Although the area of the chemical attack was, until April 7th at least, still under rebel control, the offensive ultimately secured it for Syrian forces, who have now granted inspectors from the Organization for the Prohibition of Chemical Weapons (OPCW) entry to investigate. Of course, the attack took place weeks ago and Syrian forces, who stand accused of the crime, have had control over the area since, but their investigation could still result in important conclusions that may help to offset the ongoing propaganda effort already underway in the digital realm.
“It is our understanding the Russians may have visited the attack site,” the U.S. ambassador to the OPCW, Kenneth D. Ward, said. “We are concerned they may have tampered with it with the intent of thwarting the efforts of the O.P.C.W. fact-finding mission to conduct an effective investigation.”
However, as security teams tasked with scouting the locations ahead of the inspectors arrived, they immediately reported crowds forming around them, creating a potentially dangerous situation. Soon, small arms fire broke out and a nearby explosive was detonated at one of the two locations. The teams were promptly ordered back to Damascus for their safety as a result.
This isn’t the first hurdle inspectors have faced when trying to assess the legitimacy of claims regarding April 7th’s attack. A mere 48 hours after the incident took place, the OPCW mobilized a team of inspectors that hoped to take samples and interview people in the town, but according to statements made by the UK government, they were not permitted entry.

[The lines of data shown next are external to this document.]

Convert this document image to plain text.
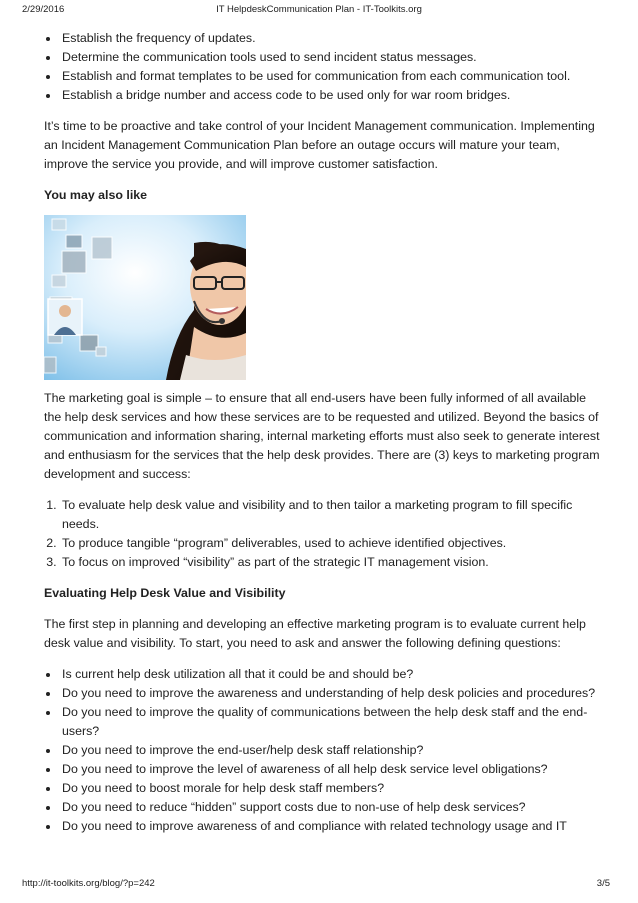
2/29/2016	IT HelpdeskCommunication Plan - IT-Toolkits.org
• Establish the frequency of updates.
• Determine the communication tools used to send incident status messages.
• Establish and format templates to be used for communication from each communication tool.
• Establish a bridge number and access code to be used only for war room bridges.

It’s time to be proactive and take control of your Incident Management communication. Implementing an Incident Management Communication Plan before an outage occurs will mature your team, improve the service you provide, and will improve customer satisfaction.

You may also like

The marketing goal is simple – to ensure that all end-users have been fully informed of all available the help desk services and how these services are to be requested and utilized. Beyond the basics of communication and information sharing, internal marketing efforts must also seek to generate interest and enthusiasm for the services that the help desk provides. There are (3) keys to marketing program development and success:

1. To evaluate help desk value and visibility and to then tailor a marketing program to fill specific needs.
2. To produce tangible “program” deliverables, used to achieve identified objectives.
3. To focus on improved “visibility” as part of the strategic IT management vision.

Evaluating Help Desk Value and Visibility

The first step in planning and developing an effective marketing program is to evaluate current help desk value and visibility. To start, you need to ask and answer the following defining questions:

• Is current help desk utilization all that it could be and should be?
• Do you need to improve the awareness and understanding of help desk policies and procedures?
• Do you need to improve the quality of communications between the help desk staff and the end-users?
• Do you need to improve the end-user/help desk staff relationship?
• Do you need to improve the level of awareness of all help desk service level obligations?
• Do you need to boost morale for help desk staff members?
• Do you need to reduce “hidden” support costs due to non-use of help desk services?
• Do you need to improve awareness of and compliance with related technology usage and IT
http://it-toolkits.org/blog/?p=242	3/5
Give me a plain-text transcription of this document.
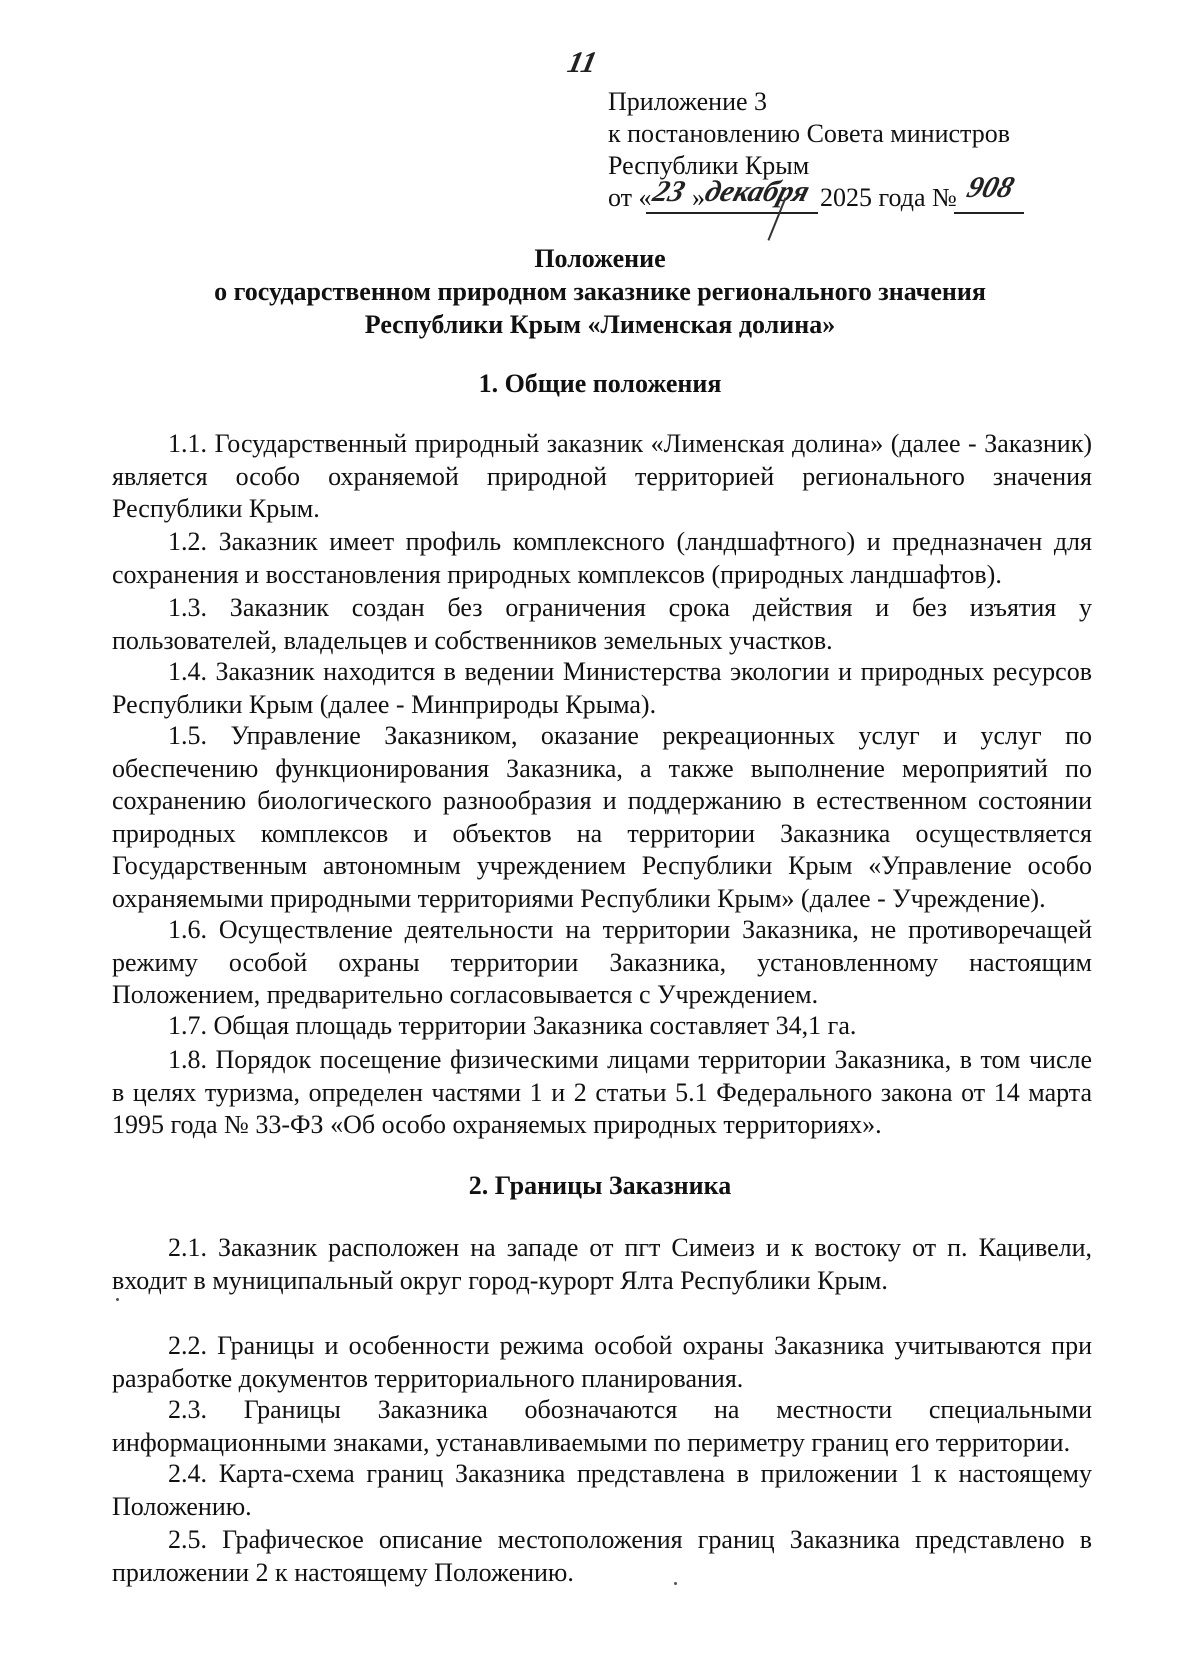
11
Приложение 3
к постановлению Совета министров
Республики Крым
от «
23 »
декабря 2025 года № 908
Положение
о государственном природном заказнике регионального значения
Республики Крым «Лименская долина»
1. Общие положения

1.1. Государственный природный заказник «Лименская долина» (далее - Заказник) является особо охраняемой природной территорией регионального значения Республики Крым.

1.2. Заказник имеет профиль комплексного (ландшафтного) и предназначен для сохранения и восстановления природных комплексов (природных ландшафтов).

1.3. Заказник создан без ограничения срока действия и без изъятия у пользователей, владельцев и собственников земельных участков.

1.4. Заказник находится в ведении Министерства экологии и природных ресурсов Республики Крым (далее - Минприроды Крыма).

1.5. Управление Заказником, оказание рекреационных услуг и услуг по обеспечению функционирования Заказника, а также выполнение мероприятий по сохранению биологического разнообразия и поддержанию в естественном состоянии природных комплексов и объектов на территории Заказника осуществляется Государственным автономным учреждением Республики Крым «Управление особо охраняемыми природными территориями Республики Крым» (далее - Учреждение).

1.6. Осуществление деятельности на территории Заказника, не противоречащей режиму особой охраны территории Заказника, установленному настоящим Положением, предварительно согласовывается с Учреждением.

1.7. Общая площадь территории Заказника составляет 34,1 га.

1.8. Порядок посещение физическими лицами территории Заказника, в том числе в целях туризма, определен частями 1 и 2 статьи 5.1 Федерального закона от 14 марта 1995 года № 33-ФЗ «Об особо охраняемых природных территориях».

2. Границы Заказника

2.1. Заказник расположен на западе от пгт Симеиз и к востоку от п. Кацивели, входит в муниципальный округ город-курорт Ялта Республики Крым.

2.2. Границы и особенности режима особой охраны Заказника учитываются при разработке документов территориального планирования.

2.3. Границы Заказника обозначаются на местности специальными информационными знаками, устанавливаемыми по периметру границ его территории.

2.4. Карта-схема границ Заказника представлена в приложении 1 к настоящему Положению.

2.5. Графическое описание местоположения границ Заказника представлено в приложении 2 к настоящему Положению.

Despite claiming the attacks had been faked, Syrian and Russian forces had already captured the site of the attack and refused to permit entry to the investigators. Russia then released a statement that said the United Nations had delayed their investigation — a claim quickly refuted by the United Nations themselves.
Now, it would seem any formal investigation will be delayed even further, as the United Nations attempts to find a way to address concerns for the safety of their investigators. Syrian officials have reportedly provided the investigators with a list of 22 people from the region that they can interview, raising further concerns about Syria’s efforts to control the narrative surrounding the attack.